Başını peki dercesine kafasını salladı kız. "Peki." dedi kurmak üzere olduğu kelimeler bir kor gibi dilini yakarken. "Peki ya ben..." dediğinde, ağzına dolan zehir gibi tat damağını yakmıştı. Dudakları titredi ama ağlamamaya dair yemin etmişti. Bu gece değildi, daha sonrasında ağlayacak bolca vakit bulabilirdi ama şimdi değildi. "Uğruna tüm varlığından vazgeçtiğin kadının kızıyım ben, beni neden sevmedin?"

Samira aslında bunları söylemeyi kendisi de beklemiyordu. Onun amacı da, yapmak istediği şey de bambaşkaydı ama tutamamıştı kendisini. Amacına giden yola taşlı da olsa bu zemini döşemeliydi aksi halde gerçekler sadece anne bildiklerini değil, kendisini de dönüşü olmayan bir yola sürükleyecekti.

"Beni sevmedin." dedi bir kez daha doğrudan babasının gözlerinin içine bakarken. "Ben bunu kabul ettim evet ama..." Arap Şeyh oldukça şaşkındı. Tamam, bir şeyler olacağının oda farkındaydı fakat kızının bu denli ileri gidebileceğini hiç düşünmemişti. Kendisini, ölmüş olan karısına olan sevgisini sorgulayacağını, kendisini neden sevmediğini, gözlerinin içine baka baka savuracağı kelimeler değildi kızından beklediği.

"Bana inanmamanı..." Yavaşça yutkundu. "Ölesiye sevdiğin karından kalan son şeye olmayan inancını kabullenemem Şeyh Amer."

Arap Şeyh masanın etrafında oturmuş insanların dikkatli ve merak dolu bakışları arasında yavaşça sıyrılarak Samira'nın yanından geçip gittiğinde, hemen ilerideki kendisine ait olan altın kaplama koltuğuna oturmuştu. Gümüş yüzüklerle dolu parmakları tekli koltuğun gümüş kenarlarına tutunurken olduğu yerde kendisine doğru dönen kızına çevirdi bakışlarını.

"Söylemek istediğin nedir Samira?" diye sordu adam aksanlı, ağır bir sesle. "Açık konuş."

Samira uzun soluklu bir havayla doldurdu ciğerlerini.

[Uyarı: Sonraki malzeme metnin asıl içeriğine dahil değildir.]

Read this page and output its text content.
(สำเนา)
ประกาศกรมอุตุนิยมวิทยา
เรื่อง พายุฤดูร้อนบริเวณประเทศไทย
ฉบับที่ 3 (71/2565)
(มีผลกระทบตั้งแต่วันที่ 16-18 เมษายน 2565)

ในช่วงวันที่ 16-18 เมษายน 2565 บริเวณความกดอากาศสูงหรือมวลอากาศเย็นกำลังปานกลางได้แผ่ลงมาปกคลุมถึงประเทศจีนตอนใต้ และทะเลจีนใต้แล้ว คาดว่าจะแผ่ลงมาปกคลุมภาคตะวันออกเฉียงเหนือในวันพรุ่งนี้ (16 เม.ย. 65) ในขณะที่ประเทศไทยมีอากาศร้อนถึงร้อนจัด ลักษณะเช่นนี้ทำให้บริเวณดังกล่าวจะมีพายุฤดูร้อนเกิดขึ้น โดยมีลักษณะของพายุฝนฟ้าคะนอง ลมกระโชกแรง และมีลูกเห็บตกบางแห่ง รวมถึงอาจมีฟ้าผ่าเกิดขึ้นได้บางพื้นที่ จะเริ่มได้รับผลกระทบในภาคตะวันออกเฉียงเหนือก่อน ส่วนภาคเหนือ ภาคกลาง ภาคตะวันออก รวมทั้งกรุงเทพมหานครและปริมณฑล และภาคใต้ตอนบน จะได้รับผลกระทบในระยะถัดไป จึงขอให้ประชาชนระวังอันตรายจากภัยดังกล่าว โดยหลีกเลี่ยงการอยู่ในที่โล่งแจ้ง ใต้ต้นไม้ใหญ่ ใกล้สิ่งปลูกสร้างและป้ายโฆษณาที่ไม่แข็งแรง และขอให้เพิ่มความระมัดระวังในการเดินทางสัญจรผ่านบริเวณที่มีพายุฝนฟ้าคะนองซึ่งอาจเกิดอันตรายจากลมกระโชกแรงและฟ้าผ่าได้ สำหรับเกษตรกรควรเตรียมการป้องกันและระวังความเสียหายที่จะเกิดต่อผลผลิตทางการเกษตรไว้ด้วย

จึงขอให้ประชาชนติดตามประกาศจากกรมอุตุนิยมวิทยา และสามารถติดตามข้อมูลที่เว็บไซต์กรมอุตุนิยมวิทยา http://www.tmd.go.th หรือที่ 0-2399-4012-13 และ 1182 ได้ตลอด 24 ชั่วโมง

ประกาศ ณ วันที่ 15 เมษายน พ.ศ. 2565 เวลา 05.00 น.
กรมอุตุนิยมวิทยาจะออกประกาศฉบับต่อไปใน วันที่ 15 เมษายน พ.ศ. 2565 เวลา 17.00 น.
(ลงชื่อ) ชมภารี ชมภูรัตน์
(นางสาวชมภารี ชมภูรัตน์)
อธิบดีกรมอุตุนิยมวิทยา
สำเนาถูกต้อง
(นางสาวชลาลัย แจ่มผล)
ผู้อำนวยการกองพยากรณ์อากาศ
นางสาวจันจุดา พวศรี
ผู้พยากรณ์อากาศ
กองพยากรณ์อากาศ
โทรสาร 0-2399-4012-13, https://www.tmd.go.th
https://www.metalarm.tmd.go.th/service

Tam konuşacağı sırada oturduğu yerden endişeyle fırlayan kadın parmaklarını Samira'nın koluna geçirdi. "Kızım?" derken sesinin tonu dahi panik doluydu. "Kaç gündür yemek bile yemedin, geç otur bir yemek ye. Konuşursunuz sonra ne konuşacaksınız."

Samira'nın yüzünde buruk bir tebessüm oluştu. Bir zamanlar şefkatle, sevgiyle baktığı bu yüz artık kocaman bir hayal kırıklığından ibaretti onun için. Âmine artık onun için bir intihar ipinden ibaretti; boynuna dolandığı. Eğer onu söküp atmazsa, anne bildiği kadın öz annesinden sonra kendi canına da mal olacaktı.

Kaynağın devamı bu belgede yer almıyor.